Ember Data, Custom Ajax

Hi,

99% of my app uses restful Ember data. But a few actions we want to keep as member routes (for server side reasons).

I’ve looked over other threads, like this, but still not sure ideal way to keep it as Ember-like as possible.

Simple example

ContactRequest model

var ContactRequest = DS.Model.extend({
  sender: DS.belongsTo('profile')
});

ContactRequest.reopen({
  accept: function () {
    var self = this;
    return new Em.RSVP.Promise(function (resolve, reject) {
      Em.$.post('api/v1/contact_requests/' + self.get('id') + '/accept').done(function () {
        resolve();
      }).fail(function () {
        reject();
      });
    });
  }
});

export default ContactRequest;

controller

export default Em.ObjectController.extend({
  actions: {
    accept: function () {
      this.get('model').accept().then(function () {
        // handle success
      }, function () {
        // handle fail
      });
    }
  }
});

Then I can also loadMany into the store, etc.

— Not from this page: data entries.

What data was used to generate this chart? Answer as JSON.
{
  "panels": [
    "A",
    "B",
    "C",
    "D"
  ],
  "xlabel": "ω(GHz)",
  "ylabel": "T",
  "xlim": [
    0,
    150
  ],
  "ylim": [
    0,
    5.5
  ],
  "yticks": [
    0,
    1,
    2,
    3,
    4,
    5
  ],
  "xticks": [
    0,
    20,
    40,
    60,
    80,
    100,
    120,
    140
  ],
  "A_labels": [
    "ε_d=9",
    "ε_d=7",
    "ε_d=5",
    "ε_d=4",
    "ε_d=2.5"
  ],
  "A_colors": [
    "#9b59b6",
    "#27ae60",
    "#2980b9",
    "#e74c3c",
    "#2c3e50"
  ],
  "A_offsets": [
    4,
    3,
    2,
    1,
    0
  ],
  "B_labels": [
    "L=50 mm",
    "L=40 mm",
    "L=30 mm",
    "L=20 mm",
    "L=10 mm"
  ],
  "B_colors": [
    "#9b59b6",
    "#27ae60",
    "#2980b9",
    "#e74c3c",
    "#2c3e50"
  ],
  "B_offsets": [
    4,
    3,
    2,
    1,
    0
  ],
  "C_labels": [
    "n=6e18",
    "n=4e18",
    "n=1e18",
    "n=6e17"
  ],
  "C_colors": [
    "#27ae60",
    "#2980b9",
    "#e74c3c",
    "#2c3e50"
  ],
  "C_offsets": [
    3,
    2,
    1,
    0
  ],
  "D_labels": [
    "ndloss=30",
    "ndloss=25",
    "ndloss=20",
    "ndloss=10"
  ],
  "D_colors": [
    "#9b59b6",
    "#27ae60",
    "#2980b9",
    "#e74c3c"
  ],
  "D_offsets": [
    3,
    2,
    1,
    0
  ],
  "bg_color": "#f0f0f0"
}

This feels clean to me, so I’m fine with it. But is it the best place? Should it instead go in the adapter?

But my biggest question is this goes outside of application adapter. I want to inherit headers for my API, and preferably the host / namespace (api/v1 etc) that I have set up in application adapter.

Any ideas on how to do this the cleanest way possible?

I do something very similar in my app for data about the model that is ephemeral. Like your intuition told you, I put the AJAX logic on the model’s adapter so that it has access to ajax(), and anything that is inherited from the application adapter (host, namespace, anything custom like headers).

App.ContactAdapter = App.ApplicationAdapter.extend({
  accept: function(contactId) {
    var urlParts = [ this.urlPrefix(), 'contact_requests', id, 'accept' ];
    return this.ajax(urlParts.join('/'), 'POST').then(function(response) {
      // extract data from the response
      return response.stuff;
    });
});

App.ContactModel = DS.Model.extend({
  accept: function() {
    var adapter = this.store.adapterFor(this.constructor);
    return adapter.accept(this.get('id'));
  }
});

This of course is my own approach, but I consider it fairly clean.

5 Likes

Hey thanks for response, I like that approach a lot.